A Sophia, Medicall doit faire face à l'assaut téléphonique des patients

Société

Article publié le 20/03/2020
A Sophia, Medicall doit faire face à l'assaut téléphonique des patients

C'est un maillon méconnu de la chaîne de santé. Pourtant, en pleine crise sanitaire, la société Medicall fait front afin d'assurer sa mission de secrétariat téléphonique pour le compte de plus d'un millier de cabinets médicaux en France. "Nous réceptionnons environ 10.000 appels jours, contre 5.000 en temps normal. On est envahi, révèle Charles Bensignor, président de l'entreprise basée à Sophia Antipolis. Dans 99% des cas, ces appels ont un lien avec le coronavirus. Des annulations de rendez-vous, mais surtout des appels de gens qui se questionnent sur d'éventuels symptomes. A la moindre alerte inhabituelle, ils vont dire 'ça y est, j’ai le coronavirus' et là ils appellent leur médecin."

Medicall et ses 50 collaborateurs font office de filtre entre les patients et leurs généralistes ou pédiatres, pour la plupart débordés, voire même réquisitionnés par les centres hospitaliers. En cette situation exceptionnelle sur le plan sanitaire, chaque praticien abonné au service de l'entreprise a laissé des consignes : "à l’énonciation des symptômes par le patient, nos secrétaires ont une conduite à tenir adaptée au souhait de chaque praticien. Selon la gravité, on peut lui passer le médecin ou bien l'envoyer vers le 15. Notre rôle c'est aussi de désamorcer et désengorger les centres d'urgence."

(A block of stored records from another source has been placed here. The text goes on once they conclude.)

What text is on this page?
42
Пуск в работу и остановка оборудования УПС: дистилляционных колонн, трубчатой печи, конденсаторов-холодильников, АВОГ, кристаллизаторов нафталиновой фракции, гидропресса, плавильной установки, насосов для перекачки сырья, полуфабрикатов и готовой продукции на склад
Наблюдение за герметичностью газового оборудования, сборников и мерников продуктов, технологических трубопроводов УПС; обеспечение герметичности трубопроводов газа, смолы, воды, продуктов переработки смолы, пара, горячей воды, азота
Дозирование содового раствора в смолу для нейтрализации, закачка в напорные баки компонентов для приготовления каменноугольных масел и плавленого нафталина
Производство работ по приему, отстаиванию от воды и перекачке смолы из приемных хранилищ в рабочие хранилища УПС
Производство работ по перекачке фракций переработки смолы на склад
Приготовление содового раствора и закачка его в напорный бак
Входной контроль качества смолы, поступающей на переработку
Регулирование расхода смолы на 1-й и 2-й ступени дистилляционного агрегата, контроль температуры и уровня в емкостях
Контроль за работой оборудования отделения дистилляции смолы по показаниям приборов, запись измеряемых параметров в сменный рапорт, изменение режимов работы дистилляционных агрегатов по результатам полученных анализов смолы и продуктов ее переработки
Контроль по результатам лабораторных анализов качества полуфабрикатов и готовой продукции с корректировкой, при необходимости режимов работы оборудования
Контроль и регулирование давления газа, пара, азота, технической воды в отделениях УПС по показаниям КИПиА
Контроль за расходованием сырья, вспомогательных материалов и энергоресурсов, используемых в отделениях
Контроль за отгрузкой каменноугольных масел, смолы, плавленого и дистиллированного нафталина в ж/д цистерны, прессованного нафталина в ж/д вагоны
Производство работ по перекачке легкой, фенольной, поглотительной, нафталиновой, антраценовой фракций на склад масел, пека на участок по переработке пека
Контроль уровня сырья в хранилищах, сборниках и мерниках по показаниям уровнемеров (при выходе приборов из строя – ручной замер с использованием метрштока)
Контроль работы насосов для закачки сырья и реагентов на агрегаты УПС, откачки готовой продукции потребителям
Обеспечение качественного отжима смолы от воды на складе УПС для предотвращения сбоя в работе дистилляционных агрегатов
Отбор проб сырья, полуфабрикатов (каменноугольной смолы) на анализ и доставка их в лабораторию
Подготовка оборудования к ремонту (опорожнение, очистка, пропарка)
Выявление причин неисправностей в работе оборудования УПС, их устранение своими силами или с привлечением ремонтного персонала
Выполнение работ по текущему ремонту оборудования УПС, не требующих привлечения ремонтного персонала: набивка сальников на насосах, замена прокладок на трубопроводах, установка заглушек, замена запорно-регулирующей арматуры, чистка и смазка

"On ne peut pas baisser le rideau et laisser tout le monde dans la m..."

Les appels entrants ne constituent pas la seule mission de l'agence. "Medicall travaille avec tous les professionnels de santé, poursuit Charles Bensignor. Or, beaucoup de cabinets de dentistes, ophtalmologues ou dermatologues ont fermé. On a des médecins qui ont annulé de semaines entières de consultations. Quatre personnes chez nous passent des coups de fil du matin au soir pour alerter les patients." Malgré un standard en surchauffe et le risque épidémique, en interne l'entreprise est parvenue à s'adapter : "aujourd’hui 80 % de nos salariés sont encore mobilisés au bureau et 20 % en télétravail. Cette proportion devrait augmenter à 40 % la semaine prochaine. Je tire d'ailleurs un gros coup de chapeau à mon équipe, hyper sollicitée et qui parvient à faire face. Notre activité est peu évoquée par les médias mais elle évite quand même des milliers d’appels chaque jour prévus à la base pour le 15."

La suite ? "Là, ça commence un peu à se tasser car tous les cabinets paramédicaux, dentistes etc ont fermé et se sont mis sur répondeur, indique Charles Bensignor. Mais d'après les médecins, les appels devraient à nouveau augmenter en raison d'un pic d’épidémie prévu la semaine prochaine." Medicall s'y prépare déjà : "on ne peut pas baisser le rideau et laisser tout le monde dans la m... Nous sommes une des rares structures surtout en Région Sud à continuer à plein régime."